Banking Agencies Withdraw Climate Risk Principles, Leaving Banks Vulnerable to Climate Risk Exposure
WASHINGTON, D.C. — Today, the Federal Deposit Insurance Corporation (FDIC), Office of the Comptroller of the Currency (OCC), and Federal Reserve announced the withdrawal of their interagency Principles for Climate-Related Financial Risk Management for Large Financial Institutions. This framework for the supervision of climate-related financial risks required banks with over $100 billion in assets to consider climate-related financial risks in business strategy, risk management, and strategic planning.
This move comes after acknowledgement from Federal Reserve Chair Powell of the risks climate change poses to the financial system.
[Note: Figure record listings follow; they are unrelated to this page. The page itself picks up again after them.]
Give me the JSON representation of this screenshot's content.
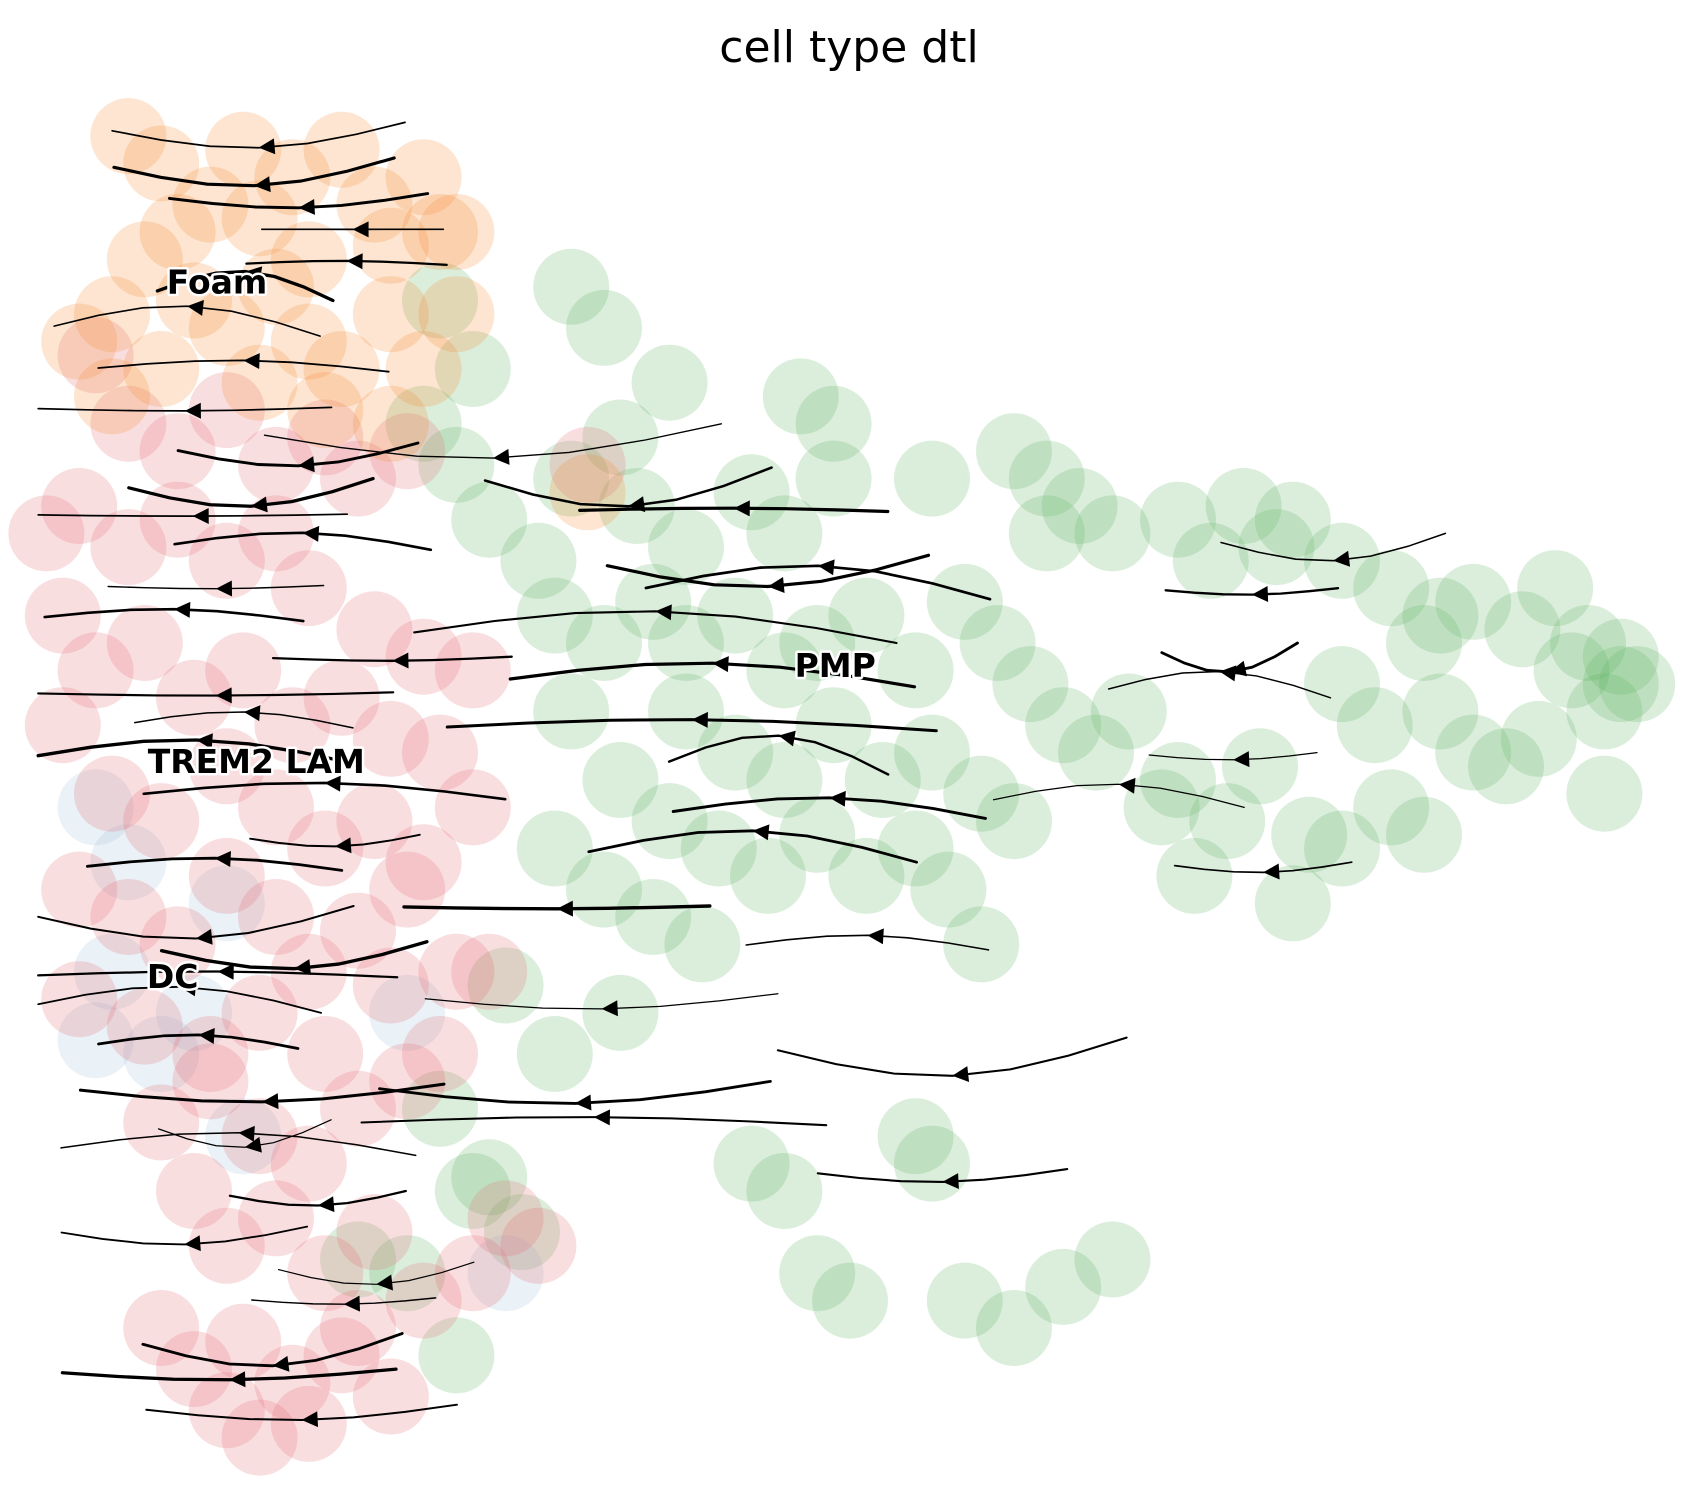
{
  "chart_data": {
    "type": "scatter",
    "title": "cell type dtl",
    "xlabel": "",
    "ylabel": "",
    "grid": false,
    "axes_visible": false,
    "legend": "on data",
    "overlay": "velocity streamlines with arrowheads",
    "xlim": [
      0,
      100
    ],
    "ylim": [
      0,
      100
    ],
    "colors": {
      "Foam": "#f58a2f",
      "TREM2 LAM": "#e36a70",
      "DC": "#9fbfdc",
      "PMP": "#5bb25e",
      "streamline": "#000000"
    },
    "cluster_labels": [
      {
        "name": "Foam",
        "x": 11.4,
        "y": 86.2
      },
      {
        "name": "TREM2 LAM",
        "x": 13.8,
        "y": 51.2
      },
      {
        "name": "DC",
        "x": 8.7,
        "y": 35.5
      },
      {
        "name": "PMP",
        "x": 49.1,
        "y": 58.2
      }
    ],
    "series": [
      {
        "name": "Foam",
        "points": [
          [
            6,
            97
          ],
          [
            8,
            95
          ],
          [
            9,
            90
          ],
          [
            11,
            92
          ],
          [
            13,
            96
          ],
          [
            14,
            91
          ],
          [
            16,
            94
          ],
          [
            17,
            88
          ],
          [
            19,
            96
          ],
          [
            21,
            92
          ],
          [
            22,
            89
          ],
          [
            24,
            94
          ],
          [
            25,
            90
          ],
          [
            5,
            84
          ],
          [
            7,
            88
          ],
          [
            10,
            85
          ],
          [
            12,
            83
          ],
          [
            15,
            86
          ],
          [
            17,
            82
          ],
          [
            19,
            80
          ],
          [
            22,
            84
          ],
          [
            24,
            80
          ],
          [
            26,
            84
          ],
          [
            3,
            82
          ],
          [
            5,
            78
          ],
          [
            8,
            80
          ],
          [
            14,
            79
          ],
          [
            18,
            77
          ],
          [
            34,
            71
          ],
          [
            26,
            90
          ],
          [
            22,
            76
          ]
        ]
      },
      {
        "name": "TREM2 LAM",
        "points": [
          [
            4,
            81
          ],
          [
            6,
            76
          ],
          [
            9,
            74
          ],
          [
            12,
            77
          ],
          [
            15,
            73
          ],
          [
            18,
            75
          ],
          [
            20,
            72
          ],
          [
            23,
            74
          ],
          [
            3,
            70
          ],
          [
            6,
            67
          ],
          [
            9,
            69
          ],
          [
            12,
            66
          ],
          [
            15,
            68
          ],
          [
            17,
            64
          ],
          [
            21,
            61
          ],
          [
            24,
            59
          ],
          [
            1,
            68
          ],
          [
            2,
            62
          ],
          [
            4,
            58
          ],
          [
            7,
            60
          ],
          [
            10,
            56
          ],
          [
            13,
            58
          ],
          [
            16,
            54
          ],
          [
            19,
            56
          ],
          [
            22,
            53
          ],
          [
            25,
            52
          ],
          [
            2,
            54
          ],
          [
            5,
            49
          ],
          [
            8,
            47
          ],
          [
            12,
            51
          ],
          [
            15,
            48
          ],
          [
            18,
            45
          ],
          [
            21,
            47
          ],
          [
            24,
            44
          ],
          [
            27,
            48
          ],
          [
            3,
            42
          ],
          [
            6,
            40
          ],
          [
            9,
            38
          ],
          [
            12,
            43
          ],
          [
            15,
            40
          ],
          [
            17,
            36
          ],
          [
            20,
            39
          ],
          [
            23,
            42
          ],
          [
            26,
            36
          ],
          [
            3,
            34
          ],
          [
            7,
            32
          ],
          [
            11,
            30
          ],
          [
            14,
            33
          ],
          [
            18,
            30
          ],
          [
            22,
            35
          ],
          [
            25,
            30
          ],
          [
            28,
            36
          ],
          [
            8,
            25
          ],
          [
            11,
            28
          ],
          [
            14,
            24
          ],
          [
            17,
            22
          ],
          [
            20,
            26
          ],
          [
            23,
            28
          ],
          [
            10,
            20
          ],
          [
            12,
            16
          ],
          [
            15,
            18
          ],
          [
            18,
            14
          ],
          [
            21,
            17
          ],
          [
            24,
            12
          ],
          [
            27,
            14
          ],
          [
            29,
            18
          ],
          [
            31,
            16
          ],
          [
            8,
            10
          ],
          [
            10,
            7
          ],
          [
            13,
            9
          ],
          [
            16,
            6
          ],
          [
            19,
            8
          ],
          [
            22,
            5
          ],
          [
            14,
            2
          ],
          [
            12,
            4
          ],
          [
            17,
            3
          ],
          [
            20,
            10
          ],
          [
            34,
            73
          ],
          [
            27,
            58
          ]
        ]
      },
      {
        "name": "DC",
        "points": [
          [
            4,
            48
          ],
          [
            6,
            44
          ],
          [
            12,
            41
          ],
          [
            5,
            36
          ],
          [
            8,
            30
          ],
          [
            10,
            33
          ],
          [
            4,
            31
          ],
          [
            13,
            24
          ],
          [
            23,
            33
          ],
          [
            29,
            14
          ]
        ]
      },
      {
        "name": "PMP",
        "points": [
          [
            25,
            85
          ],
          [
            33,
            86
          ],
          [
            35,
            83
          ],
          [
            27,
            80
          ],
          [
            24,
            76
          ],
          [
            26,
            73
          ],
          [
            39,
            79
          ],
          [
            33,
            72
          ],
          [
            36,
            75
          ],
          [
            28,
            69
          ],
          [
            31,
            66
          ],
          [
            37,
            70
          ],
          [
            40,
            67
          ],
          [
            44,
            71
          ],
          [
            46,
            68
          ],
          [
            49,
            72
          ],
          [
            47,
            78
          ],
          [
            49,
            76
          ],
          [
            55,
            72
          ],
          [
            60,
            74
          ],
          [
            62,
            72
          ],
          [
            64,
            70
          ],
          [
            66,
            68
          ],
          [
            62,
            68
          ],
          [
            70,
            69
          ],
          [
            72,
            66
          ],
          [
            74,
            70
          ],
          [
            76,
            67
          ],
          [
            77,
            69
          ],
          [
            80,
            66
          ],
          [
            83,
            64
          ],
          [
            86,
            62
          ],
          [
            88,
            63
          ],
          [
            91,
            61
          ],
          [
            93,
            64
          ],
          [
            95,
            60
          ],
          [
            97,
            59
          ],
          [
            98,
            57
          ],
          [
            96,
            55
          ],
          [
            94,
            58
          ],
          [
            92,
            53
          ],
          [
            85,
            60
          ],
          [
            80,
            57
          ],
          [
            82,
            54
          ],
          [
            86,
            55
          ],
          [
            88,
            52
          ],
          [
            90,
            51
          ],
          [
            96,
            49
          ],
          [
            97,
            57
          ],
          [
            32,
            62
          ],
          [
            35,
            60
          ],
          [
            38,
            63
          ],
          [
            40,
            60
          ],
          [
            43,
            62
          ],
          [
            46,
            58
          ],
          [
            48,
            60
          ],
          [
            51,
            62
          ],
          [
            54,
            58
          ],
          [
            57,
            63
          ],
          [
            59,
            60
          ],
          [
            61,
            57
          ],
          [
            63,
            54
          ],
          [
            65,
            52
          ],
          [
            67,
            55
          ],
          [
            70,
            50
          ],
          [
            73,
            47
          ],
          [
            75,
            51
          ],
          [
            78,
            46
          ],
          [
            80,
            45
          ],
          [
            83,
            48
          ],
          [
            85,
            46
          ],
          [
            40,
            55
          ],
          [
            43,
            52
          ],
          [
            46,
            50
          ],
          [
            49,
            54
          ],
          [
            52,
            50
          ],
          [
            55,
            52
          ],
          [
            58,
            49
          ],
          [
            60,
            47
          ],
          [
            33,
            55
          ],
          [
            36,
            50
          ],
          [
            39,
            47
          ],
          [
            42,
            45
          ],
          [
            45,
            43
          ],
          [
            48,
            46
          ],
          [
            51,
            43
          ],
          [
            54,
            45
          ],
          [
            56,
            42
          ],
          [
            32,
            45
          ],
          [
            35,
            42
          ],
          [
            38,
            40
          ],
          [
            41,
            38
          ],
          [
            36,
            33
          ],
          [
            32,
            30
          ],
          [
            29,
            35
          ],
          [
            25,
            26
          ],
          [
            27,
            20
          ],
          [
            30,
            17
          ],
          [
            54,
            24
          ],
          [
            55,
            22
          ],
          [
            58,
            38
          ],
          [
            71,
            43
          ],
          [
            69,
            48
          ],
          [
            77,
            41
          ],
          [
            48,
            14
          ],
          [
            50,
            12
          ],
          [
            57,
            12
          ],
          [
            60,
            10
          ],
          [
            63,
            13
          ],
          [
            66,
            15
          ],
          [
            20,
            15
          ],
          [
            23,
            14
          ],
          [
            26,
            8
          ],
          [
            44,
            22
          ],
          [
            46,
            20
          ],
          [
            28,
            21
          ]
        ]
      }
    ]
  }
}
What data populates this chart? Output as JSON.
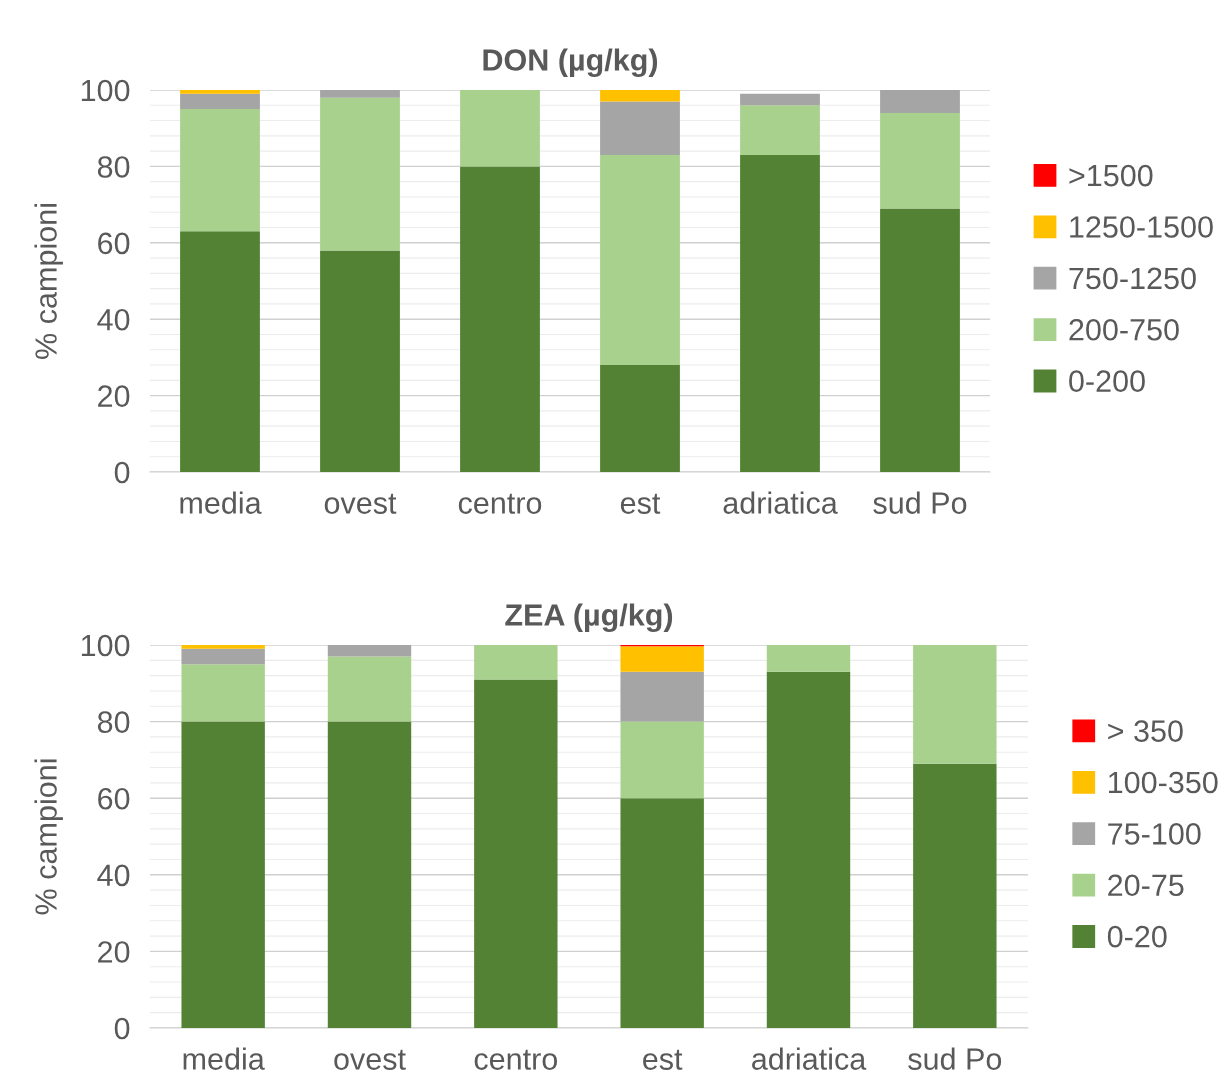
{
  "chart_data": [
    {
      "type": "bar",
      "title": "DON (µg/kg)",
      "ylabel": "% campioni",
      "categories": [
        "media",
        "ovest",
        "centro",
        "est",
        "adriatica",
        "sud Po"
      ],
      "stacked": true,
      "ylim": [
        0,
        100
      ],
      "yticks": [
        0,
        20,
        40,
        60,
        80,
        100
      ],
      "grid": "y",
      "legend": "right",
      "series": [
        {
          "name": "0-200",
          "color": "#548235",
          "values": [
            63,
            58,
            80,
            28,
            83,
            69
          ]
        },
        {
          "name": "200-750",
          "color": "#a9d18e",
          "values": [
            32,
            40,
            20,
            55,
            13,
            25
          ]
        },
        {
          "name": "750-1250",
          "color": "#a5a5a5",
          "values": [
            4,
            2,
            0,
            14,
            3,
            6
          ]
        },
        {
          "name": "1250-1500",
          "color": "#ffc000",
          "values": [
            1,
            0,
            0,
            3,
            0,
            0
          ]
        },
        {
          "name": ">1500",
          "color": "#ff0000",
          "values": [
            0,
            0,
            0,
            0,
            0,
            0
          ]
        }
      ]
    },
    {
      "type": "bar",
      "title": "ZEA (µg/kg)",
      "ylabel": "% campioni",
      "categories": [
        "media",
        "ovest",
        "centro",
        "est",
        "adriatica",
        "sud Po"
      ],
      "stacked": true,
      "ylim": [
        0,
        100
      ],
      "yticks": [
        0,
        20,
        40,
        60,
        80,
        100
      ],
      "grid": "y",
      "legend": "right",
      "series": [
        {
          "name": "0-20",
          "color": "#548235",
          "values": [
            80,
            80,
            91,
            60,
            93,
            69
          ]
        },
        {
          "name": "20-75",
          "color": "#a9d18e",
          "values": [
            15,
            17,
            9,
            20,
            7,
            31
          ]
        },
        {
          "name": "75-100",
          "color": "#a5a5a5",
          "values": [
            4,
            3,
            0,
            13,
            0,
            0
          ]
        },
        {
          "name": "100-350",
          "color": "#ffc000",
          "values": [
            1,
            0,
            0,
            6.7,
            0,
            0
          ]
        },
        {
          "name": "> 350",
          "color": "#ff0000",
          "values": [
            0,
            0,
            0,
            0.3,
            0,
            0
          ]
        }
      ]
    }
  ]
}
Chair Powell testified earlier this year that as a result of climate change, “if you fast forward 10 or 15 years, there will be regions of the country where you can’t get a mortgage, there won’t be ATMs, banks won’t have branches and things like that.”
In response, Elyse Schupak, policy advocate with Public Citizen’s Climate Program, issued the following statement:
“The agencies’ withdrawal of the principles for climate-related financial risk management is an irresponsible and politically motivated move in the wrong direction. The increase in the frequency and severity of climate disasters and the rapidly escalating property insurance crisis mean the agencies should be working harder to understand and mitigate climate-related financial risks faced by banks and the financial system — not backtracking. Effective bank regulation requires looking squarely at all risks to supervised institutions, including climate risks, and addressing them before they have destabilizing effects. This approach, rather than politics, should guide regulator action.
“For the Federal Reserve, capitulation to the politics of climate denial championed by the Trump administration is a threat to both its legitimacy and efficacy, which will be hard to repair. Chair Powell has admitted that the Federal Reserve has done the ‘bare minimum’ on climate — now it will do even less, putting the banks it supervises and the broader financial system at risk.”